He loosens his grip and I slide down his body slowly until my feet touch the ground. He presses his mouth to mine and I find that warmth, that steadiness that has encouraged me, that has told me I'm worth being loved. The crew disperses and for a moment I remember us still on the dance floor while the world spun around us. I'm living in memories this morning, but the only way I know how to move forward is to look back and remind myself where we came from and how we got here.

We finish the work day like nothing has changed but the moment we walk through the door Peeta grabs my hand and pulls me into him. He wraps his arms around me so tight it might hurt if it weren't so full of love and joy.

"I can't believe this is really happening," he whispers into my hair.

"I love you, Peeta," I say quietly into his chest. He loosens his hands slightly and rubs the muscles in my back. I melt into him.

"I love you too," he murmurs back.

It's cold outside, so we have layers and layers of clothes on. We remove them from each other with careful, icy fingers. Our skin prickles with chill as it's exposed to the air. Our fingernails are caked with dirt and our skin is sticky with dried sweat from the work day. We don't make it to the bedroom. We don't even make it out of the breezeway. We need each other – now, in this moment, and always. He comes with me and we drop heavily to the floor, our love-scorched skin pressed against the cold floorboards. I leave him panting and sated on the floor before move to the living room to start a fire. Peeta watches me as I wrap my body in a blanket from the couch and I build the flame. The cold dissipates from the air and with it the fear, the doubts that I've harbored since I lost my dad. This is right. This is supposed to happen. Peeta finally peels himself from the floor and joins me in front of the fire. I open my arms and he wraps himself inside the blanket with me. I remember us sleeping on the couch on the train. I remember listening to his heart and thinking it was the sweetest lullaby.

"You should get some bread," I whisper and his eyes shoot up at me, open wide.

"You want to do it tonight?" he asks, trying to temper himself as though I can't feel his heart hammering against my chest.

"I don't want to waste any more time," I answer. "I'm done not being your wife."

He grins so wide I think he might break his face. Peeta kisses my cheek before he slips out from under the blanket.

"Woah it's cold out here!" he throws a playful smile over his shoulder. It's my job to stoke the stove before we leave for the day but I was too distracted this morning. This cold house is my fault.

"Well then hurry up!" I tease back.

"Impatient, even on our wedding day," Peeta jests as he slips back into the blanket and kisses my neck. We sit on the floor and lay the blanket in front of us so it covers our legs and chests. Peeta sets the bread between us and suddenly all the playful, joking spirit evaporates. This is real. We are really doing this.
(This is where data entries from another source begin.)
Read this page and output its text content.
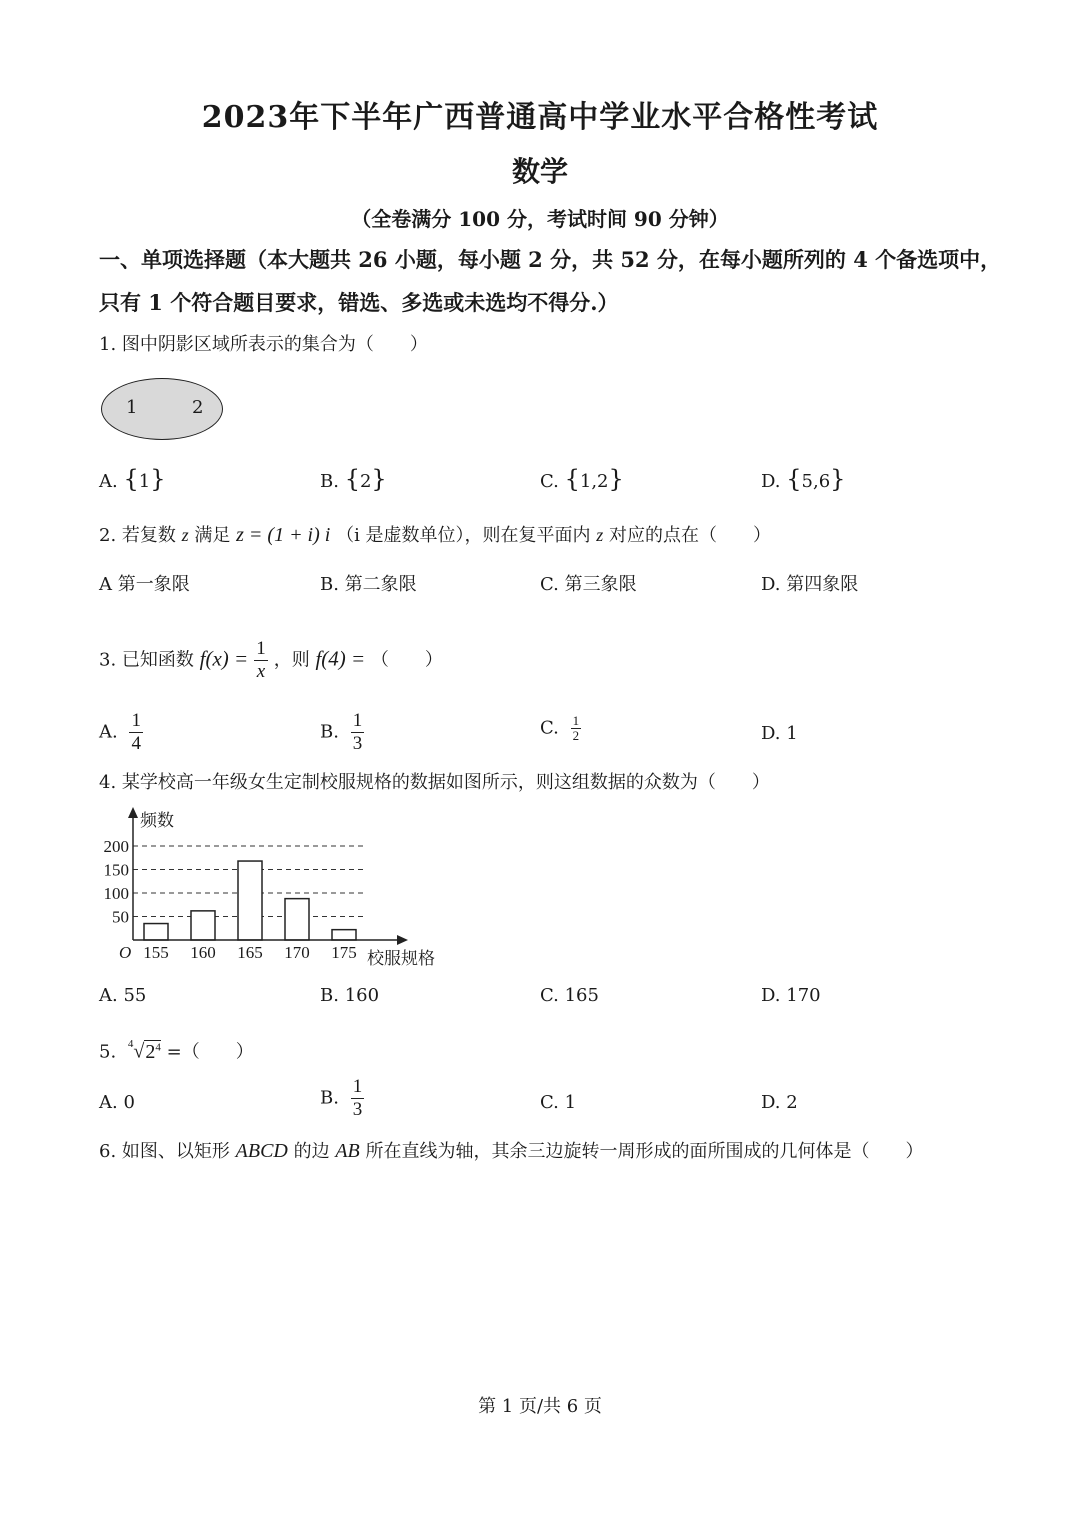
2023年下半年广西普通高中学业水平合格性考试
数学
（全卷满分 100 分，考试时间 90 分钟）
一、单项选择题（本大题共 26 小题，每小题 2 分，共 52 分，在每小题所列的 4 个备选项中，
只有 1 个符合题目要求，错选、多选或未选均不得分.）
1. 图中阴影区域所表示的集合为（　　）
1	2
A. {1}	B. {2}	C. {1,2}	D. {5,6}
2. 若复数 z 满足 z = (1 + i) i （i 是虚数单位），则在复平面内 z 对应的点在（　　）
A 第一象限	B. 第二象限	C. 第三象限	D. 第四象限
3. 已知函数 $f(x) = \frac{1}{x}$ ，则 f(4) = （　　）
A. $\frac{1}{4}$	B. $\frac{1}{3}$	C. $\frac{1}{2}$	D. 1
4. 某学校高一年级女生定制校服规格的数据如图所示，则这组数据的众数为（　　）
50
100
150
200
155 160 165 170 175
O
频数
校服规格
A. 55	B. 160	C. 165	D. 170
5. $^4√2^4$ =（　　）
A. 0	B. $\frac{1}{3}$	C. 1	D. 2
6. 如图、以矩形 ABCD 的边 AB 所在直线为轴，其余三边旋转一周形成的面所围成的几何体是（　　）
第 1 页/共 6 页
"I, um…" I ramble. Another person might mistake it for uncertainty, but Peeta knows me now. He just sits. Waits. Doesn't push. Doesn't expect anything from me. Just lets me figure out what I want to do, what I want to say. "I didn't know myself a few years ago. I was closed off, even from myself I was closed off. Then I volunteered, and your name was called, and our lives changed. The world changed with us. You are the one constant for me. Whether we were together or apart. Whether you remembered me, whether I wanted you to." I blush and look at my hands. This is probably the most words I have strung together about us. About almost anything. "All day I kept slipping back into these memories of our journey here. It's not reminiscing. It's not memorializing. I just watched the steps we took toward each other and I realized…" My throat closes and I try to get the words out without crying. "This would have happened anyway, Peeta. All roads lead to you. Games or not. War or not. I was just too stupid to get out of my own way."

"You're not stupid," he whispers, and I realize his eyes are welled up with tears.

"Shut up, I am," I choke out, laughing and crying at once. "I was. But I'm not stupid anymore. This," I gesture between us. "You and me? Us? This is it for me. Forever."

He's smiling and looks down as a tear escapes and drips off the tip of his nose. He sniffs and runs his hands over his face.

"Sorry," he mumbles, trying to regain his composure.

"Don't be," I say back, weaving my fingers in his. I stare at our hands – scarred, burned. But they match. We match.

"Katniss Everdeen," he starts, pulling the blanket tight around my shoulders. "You told me you never wanted to get married."

"Are you seriously rubbing that in my face right now?" I laugh. He kisses me softly and nods.

"It used to make me sad. Not just because I wanted you, because I have for as long as I can remember. It used to make me sad to think of you alone. Because you are this great big bright ball of love, and it would be such a waste to see you tuck that away," Peeta says. "You said you changed, but I think you are exactly the same. You have been open with your love since the moment I finally got to speak to you on the train."

I give him a look. That's not even a little bit true. He laughs.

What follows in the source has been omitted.